Data-oriented audiobook specification suitable for distribution and consumption.
Notes can be found in draft.yaml
Blackstone Audio is the largest independent audiobook publisher in the United States, with 30+ years experience in Audiobook production.
We produce and distribute original content through multiple digital and physical channels, and act as an aggregator for other publishers' content.
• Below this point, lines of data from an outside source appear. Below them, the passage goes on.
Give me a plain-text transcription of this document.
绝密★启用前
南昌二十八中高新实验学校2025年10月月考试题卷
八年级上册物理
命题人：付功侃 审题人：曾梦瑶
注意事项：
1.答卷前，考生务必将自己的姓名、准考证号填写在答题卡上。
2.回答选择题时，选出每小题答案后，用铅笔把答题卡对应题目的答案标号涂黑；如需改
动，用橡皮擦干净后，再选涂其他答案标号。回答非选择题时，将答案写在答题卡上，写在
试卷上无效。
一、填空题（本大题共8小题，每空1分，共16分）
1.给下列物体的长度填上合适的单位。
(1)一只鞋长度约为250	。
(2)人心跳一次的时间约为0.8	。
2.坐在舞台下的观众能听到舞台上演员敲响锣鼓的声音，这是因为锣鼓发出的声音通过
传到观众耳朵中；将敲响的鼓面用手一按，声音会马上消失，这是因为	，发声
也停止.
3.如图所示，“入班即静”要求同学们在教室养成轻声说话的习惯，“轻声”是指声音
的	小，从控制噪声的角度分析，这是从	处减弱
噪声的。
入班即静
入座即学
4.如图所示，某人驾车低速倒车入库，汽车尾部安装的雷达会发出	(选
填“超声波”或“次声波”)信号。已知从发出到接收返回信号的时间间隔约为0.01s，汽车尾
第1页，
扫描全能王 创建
To date, we have processed over 115,000 audiobook titles, converting them into several formats and packages for delivery to end-users, libraries and resellers.
It all starts with the publisher - and audio deliveries vary from publisher to publisher.
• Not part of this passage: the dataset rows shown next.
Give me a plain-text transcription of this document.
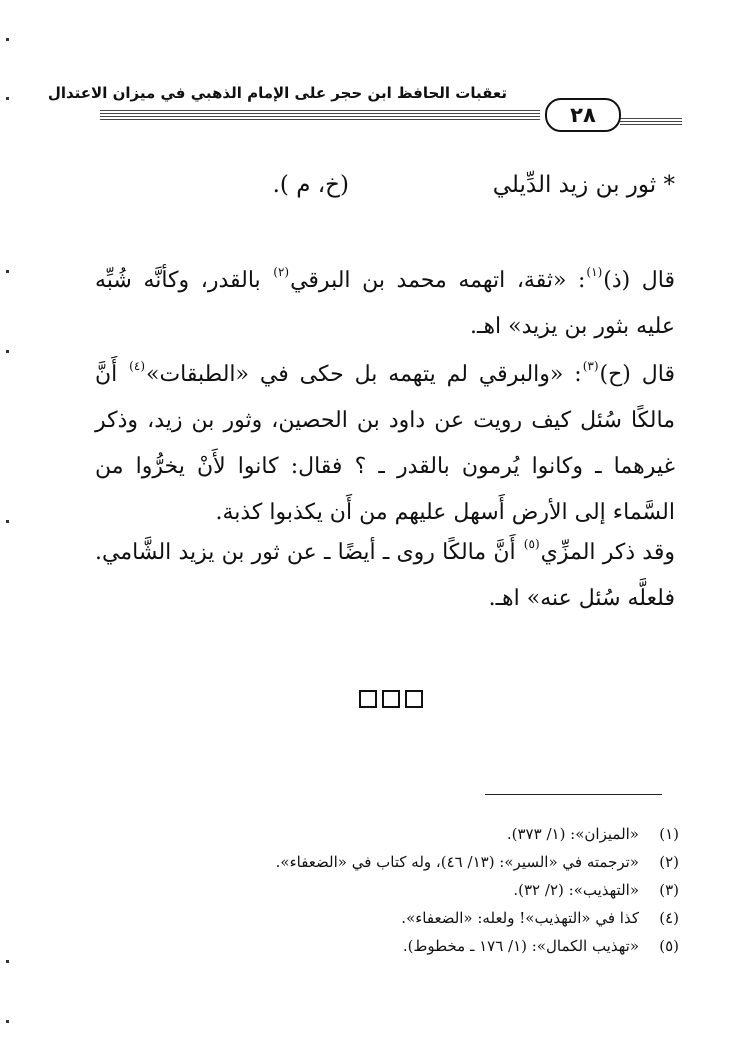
تعقبات الحافظ ابن حجر على الإمام الذهبي في ميزان الاعتدال
٢٨
* ثور بن زيد الدِّيلي
(خ، م ).
قال (ذ)$^{(١)}$: «ثقة، اتهمه محمد بن البرقي$^{(٢)}$ بالقدر، وكأنَّه شُبِّه عليه بثور بن يزيد» اهـ.
قال (ح)$^{(٣)}$: «والبرقي لم يتهمه بل حكى في «الطبقات»$^{(٤)}$ أَنَّ مالكًا سُئل كيف رويت عن داود بن الحصين، وثور بن زيد، وذكر غيرهما ـ وكانوا يُرمون بالقدر ـ ؟ فقال: كانوا لأَنْ يخرُّوا من السَّماء إلى الأرض أَسهل عليهم من أَن يكذبوا كذبة.
وقد ذكر المزِّي$^{(٥)}$ أَنَّ مالكًا روى ـ أيضًا ـ عن ثور بن يزيد الشَّامي. فلعلَّه سُئل عنه» اهـ.
(١)«الميزان»: (١/ ٣٧٣).
(٢)«ترجمته في «السير»: (١٣/ ٤٦)، وله كتاب في «الضعفاء».
(٣)«التهذيب»: (٢/ ٣٢).
(٤)كذا في «التهذيب»! ولعله: «الضعفاء».
(٥)«تهذيب الكمال»: (١/ ١٧٦ ـ مخطوط).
The only things generally agreed are:
- Filesystem sort order should match the playback order
- File names should have a consistent structure for each book
- All numbers should be equally padded
- All audio will be of the same format
- The product identifier must be locatable
Sometimes (but not always) there is some form of 'manifest'. This manifest could be in any format (xml, xls, csv, etc) and there is no agreed standard. For us, this file is simply ignored.
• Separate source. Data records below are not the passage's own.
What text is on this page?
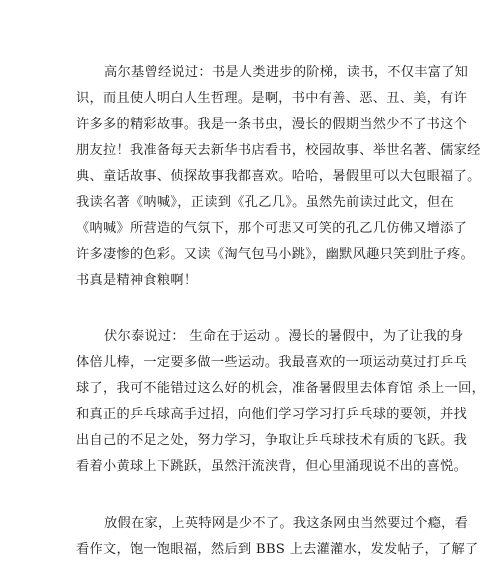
高尔基曾经说过：书是人类进步的阶梯，读书，不仅丰富了知
识，而且使人明白人生哲理。是啊，书中有善、恶、丑、美，有许
许多多的精彩故事。我是一条书虫，漫长的假期当然少不了书这个
朋友拉！我准备每天去新华书店看书，校园故事、举世名著、儒家经
典、童话故事、侦探故事我都喜欢。哈哈，暑假里可以大包眼福了。
我读名著《呐喊》，正读到《孔乙几》。虽然先前读过此文，但在
《呐喊》所营造的气氛下，那个可悲又可笑的孔乙几仿佛又增添了
许多凄惨的色彩。又读《淘气包马小跳》，幽默风趣只笑到肚子疼。
书真是精神食粮啊！
伏尔泰说过： 生命在于运动 。漫长的暑假中，为了让我的身
体倍儿棒，一定要多做一些运动。我最喜欢的一项运动莫过打乒乓
球了，我可不能错过这么好的机会，准备暑假里去体育馆 杀上一回，
和真正的乒乓球高手过招，向他们学习学习打乒乓球的要领，并找
出自己的不足之处，努力学习，争取让乒乓球技术有质的飞跃。我
看着小黄球上下跳跃，虽然汗流浃背，但心里涌现说不出的喜悦。
放假在家，上英特网是少不了。我这条网虫当然要过个瘾，看
看作文，饱一饱眼福，然后到 BBS 上去灌灌水，发发帖子，了解了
When we redistribute content to other resellers, we adhere to the above agreement in addition to the custom specification laid out by our distribution partner.
ONIX is a fantastic (if complex) standard for communicating metadata. Supplemental material, samples, and cover image URLs can also be included.
Unfortunately ONIX is not suitable for the audio details, and no such standard exists.
We have apps, web players, and distribution agreements. All of these need to know the display and playback order, if we have all the resources for a book, and that those resources are in-tact.
Our automated ingestion platforms process ONIX to gather all the metadata for a product. Then we receive Audio deliveries through alternative channels.
Our automated delivery platform aggregates the audio (and associated resources) into appropriate packages for delivery to resellers and distribution partners.
Through our consumer website we sell content from every major publisher. We offer M4B and zipped MP3s for our customers to download. In addition our apps (web, Android, iOS) play high quality M4As.
Distribution and consumption by users share common data points beyond "here's a file, play it".
There are also several 'holes' in the delivery chain that break down with the first delivery.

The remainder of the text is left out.